The Nagoya Tournament, which NHK is not broadcasting, opened as planned. A reporter friend in Nagoya says the police presence there is immense. It marks the first time that the Aichi Prefectural Police have posted organized crime control division detectives to guard the entrances and check for a yakuza presence. It isn’t just to keep the yakuza from watching the contest. The National Police Agency quietly fears that a sumo wrestler will be killed or have their “suicide” arranged by the Yamaguchi-gumi as a warning to others to keep their mouths shut. It only takes one death or serious assault to make thirty people suddenly very quiet and forgetful. This makes investigations difficult.
However, the yakuza don’t always have to use direct brute force to get a point across. If I were a sumo wrestler who’d admitted to participating in gambling or had talked at length to the police, I’d be extremely careful when eating my chanko nabe; I’d probably insist on making my own, with no added secret ingredients.
Finally, Mori Kenji, a recently arrested Yamaguchi-gumi Kodokai member, was also reported to have attended Asashoryu’s birthday party last year. By now, no one should be surprised that the yakuza and the sumo wrestlers associate with each other–the question is just how symbiotic the relationship really has become. Recent reports suggest that many of the shops and businesses selling Sumo tickets are also run by the yakuza as well. What many fear is that when you remove the yakuza support and sponsorship of the Sumo wrestlers and the smaller Sumo stables, the whole thing will began to collapse under its own weight.

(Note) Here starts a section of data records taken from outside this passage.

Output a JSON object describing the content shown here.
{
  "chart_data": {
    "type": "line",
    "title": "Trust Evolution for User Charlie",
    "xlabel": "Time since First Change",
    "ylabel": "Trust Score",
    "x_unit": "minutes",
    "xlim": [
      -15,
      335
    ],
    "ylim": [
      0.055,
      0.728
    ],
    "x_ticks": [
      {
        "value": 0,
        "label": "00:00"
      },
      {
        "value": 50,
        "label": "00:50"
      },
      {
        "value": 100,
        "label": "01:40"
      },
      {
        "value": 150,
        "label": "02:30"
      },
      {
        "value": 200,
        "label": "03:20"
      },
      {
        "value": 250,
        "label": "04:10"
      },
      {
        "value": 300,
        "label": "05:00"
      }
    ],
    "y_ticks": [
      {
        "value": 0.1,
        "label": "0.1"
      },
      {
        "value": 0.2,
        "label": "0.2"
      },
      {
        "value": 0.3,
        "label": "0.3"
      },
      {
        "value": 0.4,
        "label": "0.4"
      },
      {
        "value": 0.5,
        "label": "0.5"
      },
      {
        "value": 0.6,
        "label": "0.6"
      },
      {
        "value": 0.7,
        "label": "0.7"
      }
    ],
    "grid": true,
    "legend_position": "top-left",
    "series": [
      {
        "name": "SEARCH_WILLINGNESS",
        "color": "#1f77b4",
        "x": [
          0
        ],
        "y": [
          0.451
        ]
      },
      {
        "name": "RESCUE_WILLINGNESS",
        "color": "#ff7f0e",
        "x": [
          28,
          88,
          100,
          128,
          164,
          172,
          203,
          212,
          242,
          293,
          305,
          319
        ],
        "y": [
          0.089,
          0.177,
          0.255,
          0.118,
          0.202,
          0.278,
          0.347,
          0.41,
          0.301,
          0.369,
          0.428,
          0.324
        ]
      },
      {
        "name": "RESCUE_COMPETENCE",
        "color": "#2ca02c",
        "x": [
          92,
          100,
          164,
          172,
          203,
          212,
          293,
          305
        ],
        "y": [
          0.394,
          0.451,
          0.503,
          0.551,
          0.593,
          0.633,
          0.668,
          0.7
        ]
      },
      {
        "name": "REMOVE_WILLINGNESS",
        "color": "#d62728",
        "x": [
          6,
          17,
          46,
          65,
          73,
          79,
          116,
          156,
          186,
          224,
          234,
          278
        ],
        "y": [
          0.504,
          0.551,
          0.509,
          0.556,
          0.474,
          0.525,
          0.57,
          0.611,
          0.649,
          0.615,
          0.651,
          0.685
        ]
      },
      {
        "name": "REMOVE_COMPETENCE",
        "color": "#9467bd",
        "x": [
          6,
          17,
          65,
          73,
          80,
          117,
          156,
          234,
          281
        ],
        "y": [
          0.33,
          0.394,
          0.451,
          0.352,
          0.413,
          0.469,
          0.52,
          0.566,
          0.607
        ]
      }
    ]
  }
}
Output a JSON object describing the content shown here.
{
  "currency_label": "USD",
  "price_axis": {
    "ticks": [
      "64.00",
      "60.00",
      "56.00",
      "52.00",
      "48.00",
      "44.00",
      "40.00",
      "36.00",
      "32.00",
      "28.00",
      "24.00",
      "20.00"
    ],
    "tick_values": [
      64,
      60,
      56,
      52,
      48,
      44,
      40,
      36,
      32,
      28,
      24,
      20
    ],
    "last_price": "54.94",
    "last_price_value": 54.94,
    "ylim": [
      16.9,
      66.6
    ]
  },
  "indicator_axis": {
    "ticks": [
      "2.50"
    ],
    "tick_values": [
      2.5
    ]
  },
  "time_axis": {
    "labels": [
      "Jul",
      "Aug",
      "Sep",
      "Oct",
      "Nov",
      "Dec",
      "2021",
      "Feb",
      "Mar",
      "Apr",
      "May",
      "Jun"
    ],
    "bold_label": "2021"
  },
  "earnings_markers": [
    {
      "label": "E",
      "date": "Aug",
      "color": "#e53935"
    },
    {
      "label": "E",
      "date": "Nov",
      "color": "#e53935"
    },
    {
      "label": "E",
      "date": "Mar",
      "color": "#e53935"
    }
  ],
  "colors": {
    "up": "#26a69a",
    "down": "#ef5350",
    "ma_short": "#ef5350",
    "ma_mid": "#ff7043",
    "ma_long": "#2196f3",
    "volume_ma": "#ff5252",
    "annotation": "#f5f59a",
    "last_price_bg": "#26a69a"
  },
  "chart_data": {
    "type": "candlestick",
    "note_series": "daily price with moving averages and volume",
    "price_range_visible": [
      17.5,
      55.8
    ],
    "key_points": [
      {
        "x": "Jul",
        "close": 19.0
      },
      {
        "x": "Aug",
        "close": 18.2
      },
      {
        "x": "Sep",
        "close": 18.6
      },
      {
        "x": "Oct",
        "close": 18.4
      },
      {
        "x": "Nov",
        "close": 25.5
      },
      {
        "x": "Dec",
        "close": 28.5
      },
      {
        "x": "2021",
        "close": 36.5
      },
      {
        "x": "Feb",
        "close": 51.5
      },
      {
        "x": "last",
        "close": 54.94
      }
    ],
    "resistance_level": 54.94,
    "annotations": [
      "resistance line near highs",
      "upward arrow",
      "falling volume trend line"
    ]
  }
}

Update 07/12/2010 (corrections to previous posts are colored)
The Sumoforum.net has some very interesting posts on this subject, some poking holes in this article, some supporting it. In any event, most of it is rather intelligent discourse and polite–something quite rare for on-line forums about any subject. I could be wrong, of course. I will point out that what I wrote in Tokyo Vice in 2008 about Goto-gumi, Goto Tadamasa’s links to Sokagakkai and powerful politicians and his liver transplant at UCLA were more or less confirmed with the publication of Goto’s memoirs in May of 2010 (this year). He’s donating all of his profits on the book to charity, which is very nice of him. Just wanted to say that I’m right some of the time.
Anyway, reading the posts which express reasonable doubts made me decide to add more source materials where possible (although not everything could be found in English). Check out the forum yourself if you’re interested in following the story. I’m taking a break from it until the first arrests or perhaps until the TMPD files papers on the dead yakuza boss. (It’s a classic way of solving a case–blame it on a dead guy, file charges with the prosecutors (shoruisoken) and then call it a day. Case closed).